Mank

(movie review)

This is a business where the buyer gets nothing for his money but memory. What he bought still belongs to the man who sold it. That’s the real magic of the movies!”
By Louis Burt Mayer, the Hollywood film producer

How do you imagine the 1930s Hollywood? A sunny place where everyone was working hard? Where directors and producers were serving for high purposes of art? Where objectivity, openness and kindness were valued? If you think so, don’t watch this movie because it’ll trample down your naivety in the dirt…and will be jumping on it!

Mank’ is a 2020 American biographical drama shot by legendary David Fincher (yeah, this dude, who filmed ‘Fight Club’). The screenplay was written by his father Jack in the late 1990s, but his death in 2003 forced his son to freeze the project for almost 20 years. Only in the 2019 summer, Mank was officially announced.

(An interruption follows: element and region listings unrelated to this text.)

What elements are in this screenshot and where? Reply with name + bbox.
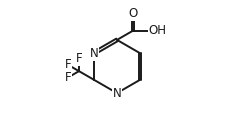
Text: N: N: [113, 87, 121, 100]
Text: F: F: [65, 71, 71, 84]
Text: F: F: [76, 52, 82, 65]
Text: OH: OH: [148, 24, 166, 37]
Text: O: O: [128, 7, 138, 20]
Text: F: F: [65, 58, 71, 71]
Text: N: N: [90, 47, 98, 60]
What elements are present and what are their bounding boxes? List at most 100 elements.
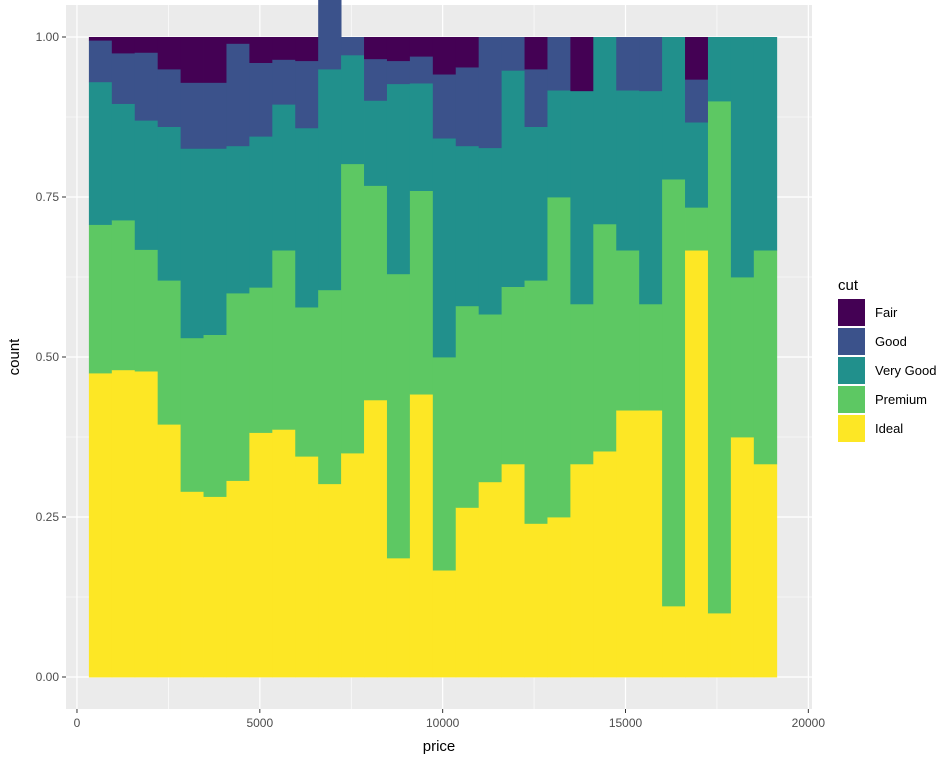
bar-segment-premium bbox=[134, 249, 159, 372]
bar-segment-very-good bbox=[753, 37, 778, 251]
bar-segment-premium bbox=[616, 250, 640, 411]
bar-segment-good bbox=[295, 60, 319, 129]
bar-segment-very-good bbox=[547, 90, 571, 198]
bar-segment-ideal bbox=[249, 432, 273, 678]
bar-segment-very-good bbox=[593, 37, 617, 225]
bar-segment-ideal bbox=[730, 437, 755, 678]
bar-segment-fair bbox=[203, 37, 227, 83]
bar-segment-ideal bbox=[662, 605, 686, 678]
bar-segment-very-good bbox=[730, 37, 755, 278]
bar-segment-ideal bbox=[88, 373, 113, 678]
bar-segment-very-good bbox=[111, 103, 136, 221]
bar-segment-very-good bbox=[662, 37, 686, 180]
bar-segment-ideal bbox=[364, 399, 388, 678]
bar-segment-good bbox=[616, 37, 640, 91]
bar-segment-premium bbox=[455, 305, 480, 508]
x-tick-label: 5000 bbox=[246, 716, 273, 730]
bar-segment-good bbox=[685, 79, 709, 123]
bar-segment-very-good bbox=[364, 100, 388, 186]
bar-segment-fair bbox=[134, 37, 159, 53]
bar-segment-ideal bbox=[157, 424, 182, 678]
bar-segment-fair bbox=[570, 37, 594, 92]
bar-segment-fair bbox=[249, 37, 273, 63]
legend-key-very-good bbox=[838, 357, 865, 384]
x-tick-label: 0 bbox=[74, 716, 81, 730]
bar-segment-premium bbox=[226, 293, 250, 481]
bars bbox=[88, 0, 778, 678]
bar-segment-ideal bbox=[134, 371, 159, 678]
bar-segment-fair bbox=[409, 37, 434, 57]
bar-segment-premium bbox=[547, 197, 571, 518]
y-tick-label: 1.00 bbox=[36, 30, 60, 44]
legend-key-good bbox=[838, 328, 865, 355]
bar-segment-good bbox=[524, 69, 548, 127]
bar-segment-premium bbox=[318, 289, 342, 485]
bar-segment-ideal bbox=[707, 613, 732, 678]
legend-key-fair bbox=[838, 299, 865, 326]
bar-segment-very-good bbox=[707, 37, 732, 102]
bar-segment-good bbox=[180, 82, 204, 149]
bar-segment-premium bbox=[364, 185, 388, 401]
bar-segment-good bbox=[455, 67, 480, 147]
bar-segment-premium bbox=[111, 220, 136, 371]
bar-segment-premium bbox=[662, 179, 686, 607]
bar-segment-very-good bbox=[409, 83, 434, 191]
bar-segment-very-good bbox=[295, 127, 319, 308]
bar-segment-fair bbox=[524, 37, 548, 70]
legend-title: cut bbox=[838, 277, 859, 294]
bar-segment-very-good bbox=[157, 126, 182, 281]
x-tick-label: 10000 bbox=[426, 716, 460, 730]
bar-segment-ideal bbox=[203, 496, 227, 678]
bar-segment-premium bbox=[409, 190, 434, 395]
bar-segment-very-good bbox=[226, 145, 250, 294]
bar-segment-very-good bbox=[685, 122, 709, 208]
bar-segment-fair bbox=[364, 37, 388, 60]
bar-segment-premium bbox=[203, 334, 227, 497]
bar-segment-premium bbox=[478, 314, 503, 483]
bar-segment-ideal bbox=[341, 453, 365, 678]
bar-segment-very-good bbox=[524, 126, 548, 281]
bar-segment-good bbox=[249, 62, 273, 137]
bar-segment-fair bbox=[180, 37, 204, 83]
bar-segment-very-good bbox=[432, 138, 457, 358]
bar-segment-fair bbox=[157, 37, 182, 70]
bar-segment-good bbox=[318, 0, 342, 70]
bar-segment-good bbox=[203, 82, 227, 149]
y-tick-label: 0.00 bbox=[36, 670, 60, 684]
bar-segment-good bbox=[272, 59, 296, 105]
bar-segment-ideal bbox=[501, 463, 525, 678]
bar-segment-good bbox=[639, 37, 663, 92]
bar-segment-premium bbox=[753, 250, 778, 465]
bar-segment-good bbox=[547, 37, 571, 91]
bar-segment-ideal bbox=[685, 250, 709, 678]
bar-segment-premium bbox=[295, 307, 319, 457]
legend-key-premium bbox=[838, 386, 865, 413]
bar-segment-premium bbox=[386, 273, 411, 559]
bar-segment-premium bbox=[272, 250, 296, 430]
bar-segment-premium bbox=[570, 303, 594, 465]
y-tick-label: 0.75 bbox=[36, 190, 60, 204]
bar-segment-very-good bbox=[341, 54, 365, 165]
bar-segment-good bbox=[88, 40, 113, 83]
bar-segment-ideal bbox=[111, 369, 136, 678]
bar-segment-premium bbox=[501, 286, 525, 465]
bar-segment-ideal bbox=[524, 523, 548, 678]
bar-segment-very-good bbox=[501, 70, 525, 287]
legend-label: Good bbox=[875, 334, 907, 349]
bar-segment-ideal bbox=[386, 557, 411, 678]
bar-segment-good bbox=[341, 37, 365, 56]
x-tick-label: 15000 bbox=[609, 716, 643, 730]
bar-segment-very-good bbox=[272, 104, 296, 251]
bar-segment-very-good bbox=[134, 120, 159, 250]
legend-key-ideal bbox=[838, 415, 865, 442]
x-axis-ticks: 0 5000 10000 15000 20000 bbox=[74, 709, 825, 730]
bar-segment-ideal bbox=[180, 491, 204, 678]
bar-segment-good bbox=[111, 53, 136, 104]
bar-segment-premium bbox=[157, 280, 182, 425]
bar-segment-premium bbox=[88, 224, 113, 374]
bar-segment-very-good bbox=[639, 90, 663, 305]
bar-segment-fair bbox=[88, 37, 113, 41]
bar-segment-very-good bbox=[455, 145, 480, 307]
bar-segment-premium bbox=[685, 207, 709, 251]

World film-stars such as Gary Oldman, Amanda Seyfried, Lily Collins, Arliss Howard, Tom Pelphrey, Sam Troughton, Ferdinand Kingsley, Tuppence Middleton, Tom Burke and Charles Dance were invited to play. Filming took place in Los Angeles and lasted from November 2019 to February 2020.

Finally, on December 4, David Fincher delighted viewers, and Netflix posted Mank on its platform.

The movie tells us about “scathing social critic and alcoholic screenwriter Herman J. Mankiewicz”, who’s simply called Mank. Although he has a scandalous reputation as a drunkard and gambler, his experience and talent elevate him among other writers and screenwriters. His ability is noticed by a young director-wunderkind Orson Welles and involved him in writing the script of Citizen Kane. For Mank, this is the most difficult and responsible job, for which he is given only 60 days.

However, in undertaking this project, Mank puts himself in serious danger. In fact, his main character is an old and greedy media tycoon, very much like the real billionaire William Hearst. Willie is ready for anything for his interests, reputation and power. Thus, writing about him nasty things, Mank is playing with fire. Friends and family of the screenwriter understand this and they are trying to persuade him to break the contract with Orson Welles and bury the project. Will Mank sacrifice the fee, booze and art for the sake of friendship and family relationships?

Don’t pay attention that the protagonist is an alcoholic. Actually, the movie is very intellectual. So much so, to understand what’s happening, you’ll need to google certain names and personalities. At least, you have to understand a bit the Golden Age of Hollywood and what’s Citizen Kane about.

On the other hand, Mank is steeped with aphorisms and sarcastic jokes like, “Write hard. Aim low,” and “If I could swim, I’d be doing swimmingly,” or “I thought, I was rejecting a humiliating handout, when all the time, I was nixing a respectable bribe.”

Depicted in the movie, Hollywood appears in a completely different guise than one might imagine. This is a corrupt and gloom place where integrity is traded for a chance to sit in the big chair. For example, William Hearst funds the film company MGM to make phony films and promote to the governor a person who represents his interests.

Generally, the movie performance is incredible. To convey the atmosphere of the 1930s, David Fincher used the black & white colors, curved fonts and fading transitions that were so popular in the XXth century. Cuban cigars, felt hats, humpback cars created that unique American entourage, and the impeccable acting makes you believe what’s happening on the screen. All this gives the impression of “dizzying time-machine splendor.”

On review website ‘Rotten Tomatoes,’ Mank received mostly positive reviews. Critics commented the movie so: “Sharply written and brilliantly performed, Mank peers behind the scenes of Citizen Kane to tell an old Hollywood story that could end up being a classic in its own right.” However, some viewers called the movie boring and too complicated (well, they haven’t seen my review yet.).

‘Rotten Tomatoes’ rated Mank 7.6/10, ‘Metacritic’ rated it 79/100, and ‘IndieWire’ gave the movie a “B+.”

As for me, Mank turned out really difficult. Although its running time is only two hours, it took me the whole eight hours to watch and understand it. Quite often I had to pause the movie to read additional materials or rewatch scenes. However, this sacrifice was worth it.

During watching I was sharing Mank’s drunken merriment and his sad sobriety, witnessing his fight against corrupt Hollywood, and living the life of the America’s greatest screenwriter. The movie gave me an unforgettable experience and once again proved that violating social norms is much better than blindly imitating them.

Indeed, ‘Mank’ is not for everyone. It strains the brains and provokes thinking. So, if you like intellectual movies, this one will be the best choice.